U.S. Government supports virtual media training for Central Asian journalists
8 months ago Web Desk 0
Due to the COVID-19 pandemic, the in-person portion of the exchange has been postponed, but participants were reportedly still able to connect virtually to prepare for the U.S.-based residency and to discuss best practices in covering the COVID-19 pandemic.
The virtual program featured speakers from Texas State University, the University of Texas at Austin, the University of Texas at San Antonio, and local media representatives from the surrounding Austin area. Speakers discussed topics surrounding the COVID-19 pandemic, such as reporting while social distancing, reporting on a public health emergency, and reporting on disinformation. Participants finished this program having published journalistic pieces on the COVID-19 pandemic and presented reports covering the pandemic’s impact on media in their country and region.
“Now more than ever, it is important to keep and build international relationships. This virtual intensive program not only builds a regional network of independent journalists across Central Asia at this critical time for news media but this partnership will strengthen ties between Central Asian journalists and local U.S. media outlets,” said Robin J. Lerner, J.D., TIEC’s president and CEO.
“Meridian is thrilled to welcome new and returning participants from the U.S. State Department’s Central Asian Journalist-In-Residence program,” said Meridian President and CEO, Ambassador Stuart Holliday. “We believe building and maintaining international relationships is imperative as we navigate this moment in history, and journalists are an invaluable part of that navigation.”
The Central Asian Media Exchange Program supports independent journalism in Central Asia through study tours, reporting tours, an intensive training program for young journalists at the American University of Central Asia in Bishkek, and this residency program.
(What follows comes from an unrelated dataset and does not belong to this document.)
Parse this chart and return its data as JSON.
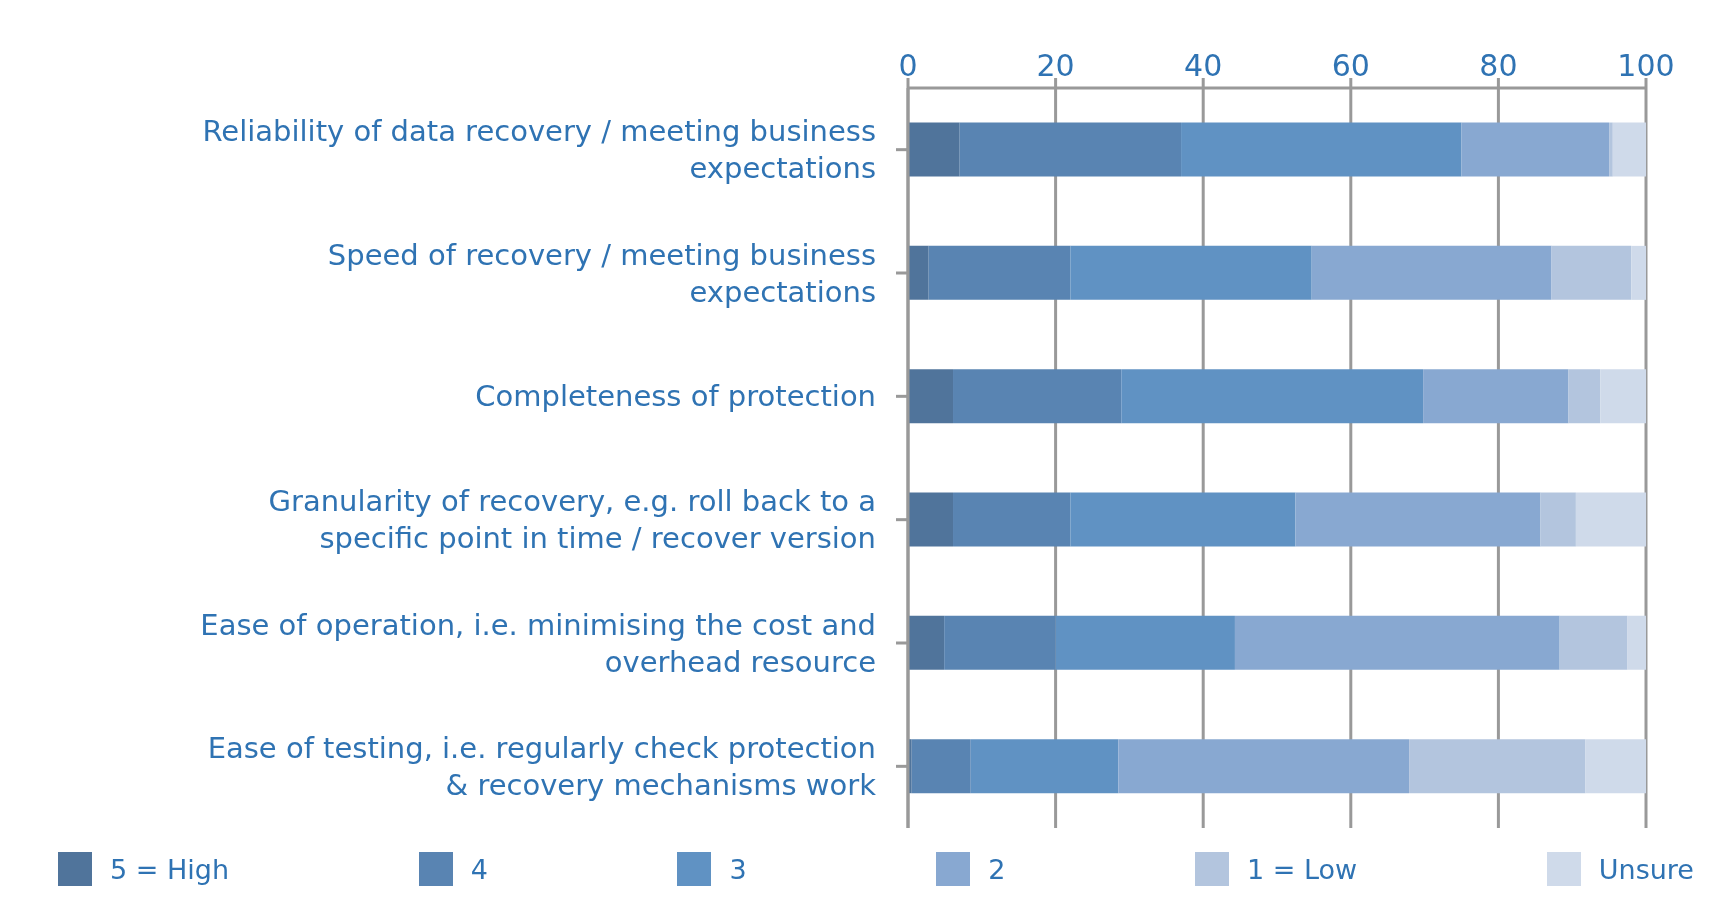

Since the 3-year project began in 2018, 113 journalists from Central Asia have participated in these exchange programs, raising their ability to detect disinformation and report accurately on important events affecting society. Additionally, the U.S. government supports independent media through grants to local NGOs and a five-year $15 million Central Asian Media Program implemented by Internews in Tajikistan, Uzbekistan, and Kazakhstan.